I have a simple question about Tanaka-Meyer formula, I am having difficulty applying it. Let $X$ be a continous martingale vanishing at zero. From Tanaka-Meyer formula it holds $$d|X_t| = sgn(X_t)dX_t+d \Lambda^X_t(0)$$
where $\Lambda^X_t(0)$ is the local time accumulated by the process $X$ at the origin.

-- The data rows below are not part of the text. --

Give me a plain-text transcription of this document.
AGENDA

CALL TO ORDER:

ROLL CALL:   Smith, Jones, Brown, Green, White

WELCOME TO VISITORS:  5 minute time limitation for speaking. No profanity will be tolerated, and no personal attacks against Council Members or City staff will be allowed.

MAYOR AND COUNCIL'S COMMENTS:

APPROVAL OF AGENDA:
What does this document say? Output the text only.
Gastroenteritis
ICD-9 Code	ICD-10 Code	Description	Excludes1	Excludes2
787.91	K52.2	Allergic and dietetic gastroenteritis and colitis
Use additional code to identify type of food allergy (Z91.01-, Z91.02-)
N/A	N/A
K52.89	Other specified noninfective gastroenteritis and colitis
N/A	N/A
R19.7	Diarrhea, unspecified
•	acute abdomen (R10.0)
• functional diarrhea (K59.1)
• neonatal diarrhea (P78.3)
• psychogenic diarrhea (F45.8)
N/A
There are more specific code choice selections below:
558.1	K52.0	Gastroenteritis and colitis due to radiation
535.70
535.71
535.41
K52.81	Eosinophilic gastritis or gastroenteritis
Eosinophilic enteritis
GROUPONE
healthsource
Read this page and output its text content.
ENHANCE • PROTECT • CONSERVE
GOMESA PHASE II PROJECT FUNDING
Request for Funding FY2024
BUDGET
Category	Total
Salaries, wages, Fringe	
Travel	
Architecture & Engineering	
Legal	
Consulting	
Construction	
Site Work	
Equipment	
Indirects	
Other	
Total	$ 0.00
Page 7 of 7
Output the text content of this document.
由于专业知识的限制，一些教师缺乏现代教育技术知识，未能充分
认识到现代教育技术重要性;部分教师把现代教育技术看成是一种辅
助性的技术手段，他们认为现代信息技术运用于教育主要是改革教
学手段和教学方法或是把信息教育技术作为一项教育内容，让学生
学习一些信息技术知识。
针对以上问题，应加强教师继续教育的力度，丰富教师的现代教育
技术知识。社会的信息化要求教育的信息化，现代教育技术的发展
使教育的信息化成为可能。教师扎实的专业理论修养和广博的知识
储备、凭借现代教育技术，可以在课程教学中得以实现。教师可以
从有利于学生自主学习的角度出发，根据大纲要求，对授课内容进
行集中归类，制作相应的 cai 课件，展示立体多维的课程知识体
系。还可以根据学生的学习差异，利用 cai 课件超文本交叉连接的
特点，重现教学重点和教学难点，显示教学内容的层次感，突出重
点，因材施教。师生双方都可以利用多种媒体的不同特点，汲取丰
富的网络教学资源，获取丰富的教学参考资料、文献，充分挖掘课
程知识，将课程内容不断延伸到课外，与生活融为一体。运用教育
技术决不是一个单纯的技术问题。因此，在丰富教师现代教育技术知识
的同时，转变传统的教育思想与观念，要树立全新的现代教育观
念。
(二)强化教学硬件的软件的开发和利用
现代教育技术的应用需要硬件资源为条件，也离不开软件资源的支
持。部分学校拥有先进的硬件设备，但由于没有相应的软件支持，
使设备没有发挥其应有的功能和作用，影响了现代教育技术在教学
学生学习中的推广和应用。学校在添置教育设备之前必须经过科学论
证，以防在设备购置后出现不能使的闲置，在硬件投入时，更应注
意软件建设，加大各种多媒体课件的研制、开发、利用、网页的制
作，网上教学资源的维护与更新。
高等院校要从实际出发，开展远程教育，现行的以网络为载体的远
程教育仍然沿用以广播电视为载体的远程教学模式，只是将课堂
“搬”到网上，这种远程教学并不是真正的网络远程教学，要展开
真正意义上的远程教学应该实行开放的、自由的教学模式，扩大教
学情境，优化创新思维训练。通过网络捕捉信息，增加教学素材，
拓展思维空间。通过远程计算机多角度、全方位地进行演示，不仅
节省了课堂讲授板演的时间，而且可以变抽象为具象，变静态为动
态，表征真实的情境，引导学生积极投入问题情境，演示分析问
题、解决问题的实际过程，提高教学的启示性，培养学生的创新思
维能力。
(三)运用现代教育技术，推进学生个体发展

I am interested in the process $Z = X^2$. From Itô's formula we have
$$dZ_t = 2X_t dX_t + d \langle X \rangle_t.$$
Since obviously $Z = |Z|$ applying Tanaka-Meyer should have the same differential, however
$$d|Z_t| = 2sgn(Z_t) X_t dX_t + sgn(Z_t)d \langle X \rangle_t + d \Lambda^Z_t(0) ,$$
and
$$dZ^+_t = 2*\mathbb{1}_{[Z_t>0]} X_t dX_t + \mathbb{1}_{[Z_t>0]}d \langle X \rangle_t + {1 \over 2} d \Lambda^Z_t(0) .$$
Applying the expected value to processes $|Z|$ and $Z^+$, I have
\begin{align}
\mathbb{E}[\int_0^T sgn(X^2_t)d\langle X \rangle_t +\Lambda^Z_t(0) ] = \mathbb{E}[\int_0^T \mathbb{1}_{[X^2_t>0]}d\langle X \rangle_t +{1 \over 2}\Lambda^Z_t(0)]
\end{align}
which feels like that $\Lambda^Z_t(0) = 0 ~ a.s.$ Where is my reasoning wrong? I have been staring at it longer than I like to admit.
Best Answer
It looks to me like nothing's wrong; the local time $\Lambda^Z_t(0)$ of $Z$ at zero is identically zero. This makes a certain amount of intuitive sense, because $Z$ should have "bounded variation at zero".
If we follow the definitions in "The Pedestrian's Guide to Local Time" by Björk, local time $\Lambda^Z_t(x)$ is cadlag in $x$ and satisfies $$\begin{align*}\int_0^\epsilon \Lambda^Z_t(x)\,dx &= \int_0^t 1_{\{0 \le Z_s \le \epsilon\}}\,d\langle Z \rangle_s \\ &= \int_0^t 1_{\{0 \le Z_s \le \epsilon\}} 4 Z_s d\langle X \rangle_s \\ &\le 4\epsilon \int_0^t 1_{\{-\sqrt{\epsilon} \le X_s \le \sqrt{\epsilon}\}} d\langle X \rangle_s \\ &= 4\epsilon \int_{-\sqrt{\epsilon}}^{\sqrt{\epsilon}} \Lambda_t^X(x)\,dx \end{align*}$$ Hence, we have $\inf_{x \in (0,\epsilon)} \Lambda^Z_t(x) \le 4 \int_{-\sqrt{\epsilon}}^{\sqrt{\epsilon}} \Lambda_t^X(x)\,dx$. As $\epsilon \downarrow 0$ the right side goes to zero (because $\Lambda_t^X$ is cadlag and hence bounded in $x$). So $\liminf_{x \downarrow 0} \Lambda_t^Z(x) \le 0$, which forces $\Lambda_t^Z(0) = 0$ because it is nonnegative and cadlag.